Stronger than forecast UK inflation helped the pound advance versus the US dollar on Thursday. The pound US dollar exchange rate rallied 0.2% in the previous session hitting a high of US$1.2149. This is the highest level that the pair has traded at in 4 days.

What do these figures mean?
When measuring the value of a pair of currencies, one set equals 1 unit and the other shows the current equivalent. As the market moves, the amount will vary from minute to minute.

For example, it could be written:

1 GBP = 1.28934 USD

Here, £1 is equivalent to approximately $1.29. This specifically measures the pound’s worth against the dollar. If the US dollar amount increases in this pairing, it’s positive for the pound.

Or, if you were looking at it the other way around:

1 USD = 0.77786 GBP

In this example, $1 is equivalent to approximately £0.78. This measures the US dollar’s worth versus the British pound. If the sterling number gets larger, it’s good news for the dollar.

U.K. retail sales unexpectedly increased in July lifting the pound. Data showed that retail sales increased 0.2% month on month in July thanks in part to the strongest growth in online spending in three years.  Economists had predicted that retail sales would decline -0.2%. The data shows that U.K. consumers continue spending despite the upcoming Brexit deadline. A strong labour market is clearly providing support, with 115,000 jobs created in the three months to June.

The strong retail sales data makes it a hat-trick of strong readings for the pound this week; wages grew at the fastest pace for 11 years; inflation unexpectedly rose above the BoE’s 2% target. In light of the stronger data, investors’ expectations from a rate hike rather than a rate cut from the central bank increased, lifting the pound.

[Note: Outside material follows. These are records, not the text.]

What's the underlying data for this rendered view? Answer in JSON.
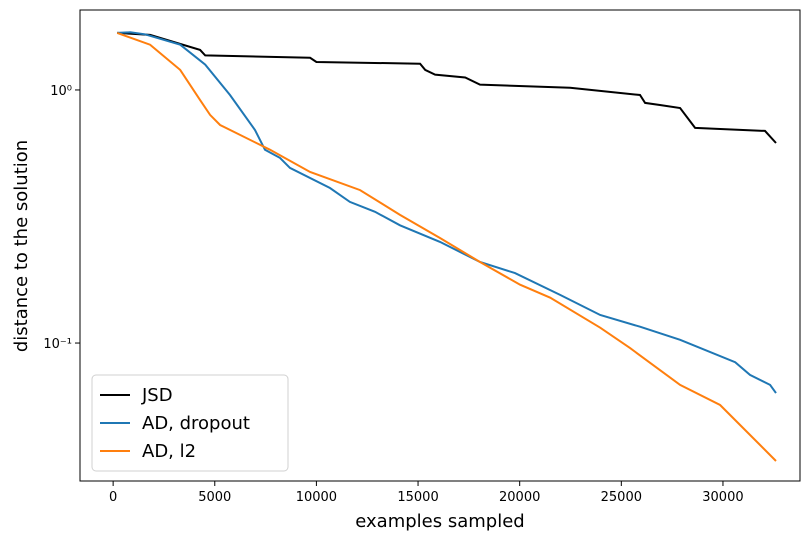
{
  "chart_data": {
    "type": "line",
    "xlabel": "examples sampled",
    "ylabel": "distance to the solution",
    "xlim": [
      -1630,
      33790
    ],
    "ylim": [
      0.0285,
      2.07
    ],
    "yscale": "log",
    "xticks": [
      0,
      5000,
      10000,
      15000,
      20000,
      25000,
      30000
    ],
    "yticks": [
      {
        "value": 1,
        "label": "10⁰"
      },
      {
        "value": 0.1,
        "label": "10⁻¹"
      }
    ],
    "legend": "lower left",
    "series": [
      {
        "name": "JSD",
        "color": "#000000",
        "x": [
          200,
          1820,
          4280,
          4530,
          9690,
          10000,
          15100,
          15350,
          15840,
          17320,
          18050,
          22480,
          25920,
          26170,
          26900,
          27890,
          28630,
          32070,
          32610
        ],
        "values": [
          1.68,
          1.65,
          1.44,
          1.37,
          1.34,
          1.29,
          1.27,
          1.2,
          1.15,
          1.12,
          1.05,
          1.02,
          0.955,
          0.889,
          0.872,
          0.849,
          0.708,
          0.689,
          0.617
        ]
      },
      {
        "name": "AD, dropout",
        "color": "#1f77b4",
        "x": [
          200,
          840,
          1570,
          3300,
          4530,
          5750,
          6980,
          7470,
          8210,
          8700,
          10670,
          11650,
          12880,
          14110,
          16080,
          18050,
          19770,
          21990,
          23960,
          25920,
          27890,
          30600,
          31330,
          32320,
          32610
        ],
        "values": [
          1.68,
          1.69,
          1.66,
          1.51,
          1.26,
          0.955,
          0.695,
          0.58,
          0.539,
          0.492,
          0.41,
          0.361,
          0.33,
          0.292,
          0.251,
          0.209,
          0.189,
          0.155,
          0.129,
          0.116,
          0.103,
          0.084,
          0.0748,
          0.0683,
          0.0634
        ]
      },
      {
        "name": "AD, l2",
        "color": "#ff7f0e",
        "x": [
          200,
          1820,
          3300,
          4280,
          4770,
          5260,
          7720,
          9690,
          12150,
          14110,
          16080,
          18050,
          20020,
          21500,
          23960,
          25430,
          27890,
          29860,
          32610
        ],
        "values": [
          1.68,
          1.51,
          1.2,
          0.912,
          0.797,
          0.727,
          0.58,
          0.474,
          0.402,
          0.321,
          0.26,
          0.209,
          0.17,
          0.151,
          0.115,
          0.0955,
          0.0683,
          0.0569,
          0.0342
        ]
      }
    ]
  }
}
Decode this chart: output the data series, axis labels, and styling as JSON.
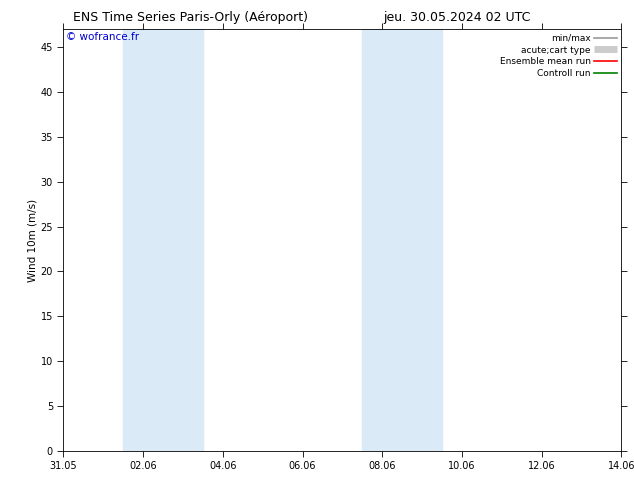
{
  "title_left": "ENS Time Series Paris-Orly (Aéroport)",
  "title_right": "jeu. 30.05.2024 02 UTC",
  "ylabel": "Wind 10m (m/s)",
  "watermark": "© wofrance.fr",
  "watermark_color": "#0000cc",
  "ylim": [
    0,
    47
  ],
  "yticks": [
    0,
    5,
    10,
    15,
    20,
    25,
    30,
    35,
    40,
    45
  ],
  "xtick_labels": [
    "31.05",
    "02.06",
    "04.06",
    "06.06",
    "08.06",
    "10.06",
    "12.06",
    "14.06"
  ],
  "xtick_positions": [
    0,
    2,
    4,
    6,
    8,
    10,
    12,
    14
  ],
  "x_start_days": 0,
  "x_end_days": 14,
  "background_color": "#ffffff",
  "plot_bg_color": "#ffffff",
  "shade_bands": [
    {
      "x_start": 1.5,
      "x_end": 3.5,
      "color": "#daeaf7"
    },
    {
      "x_start": 7.5,
      "x_end": 9.5,
      "color": "#daeaf7"
    }
  ],
  "legend_items": [
    {
      "label": "min/max",
      "color": "#999999",
      "lw": 1.2,
      "style": "line"
    },
    {
      "label": "acute;cart type",
      "color": "#cccccc",
      "lw": 5,
      "style": "bar"
    },
    {
      "label": "Ensemble mean run",
      "color": "#ff0000",
      "lw": 1.2,
      "style": "line"
    },
    {
      "label": "Controll run",
      "color": "#008000",
      "lw": 1.2,
      "style": "line"
    }
  ],
  "title_fontsize": 9,
  "tick_fontsize": 7,
  "legend_fontsize": 6.5,
  "watermark_fontsize": 7.5,
  "ylabel_fontsize": 7.5
}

Why do raised interest rates boost a currency’s value?
Interest rates are key to understanding exchange rate movements. Those who have large sums of money to invest want the highest return on their investments. Higher interest rate environments tend to offer higher yields. So, if the interest rate or at least the interest rate expectation of a country is relatively higher compared to another, then it attracts more foreign capital investment. Large corporations and investors need local currency to invest. More local currency used then boosts the demand of that currency, pushing the value higher.


Today there is no high impacting UK economic data due for release. Instead Brexit will fall back under the spotlight. However, with a Parliament still on summer recess developments have been slow.

Will US Consumer Confidence Data Support Dollar?

The dollar was in favour in the previous session, albeit slightly less than so than the pound. Strong US retail sales helped boost the dollar. Data showed that US retail sales increased by 0.7% month on month in July. This was ahead of the 0.3% increase economists had predicted.

The better than forecast data soothed investor nerves over the health of the US economy. Whilst the US bond market is flashing recession alarm bells US economic data is still looking resilient. Strong retail sales data shows that the US consumer is not impacted by the US – Sino trade war as the manufacturing sector is.

Today investors will look towards US consumer confidence data. Analysts are expecting confidence to have ticked lower, this could put pressure on the dollar.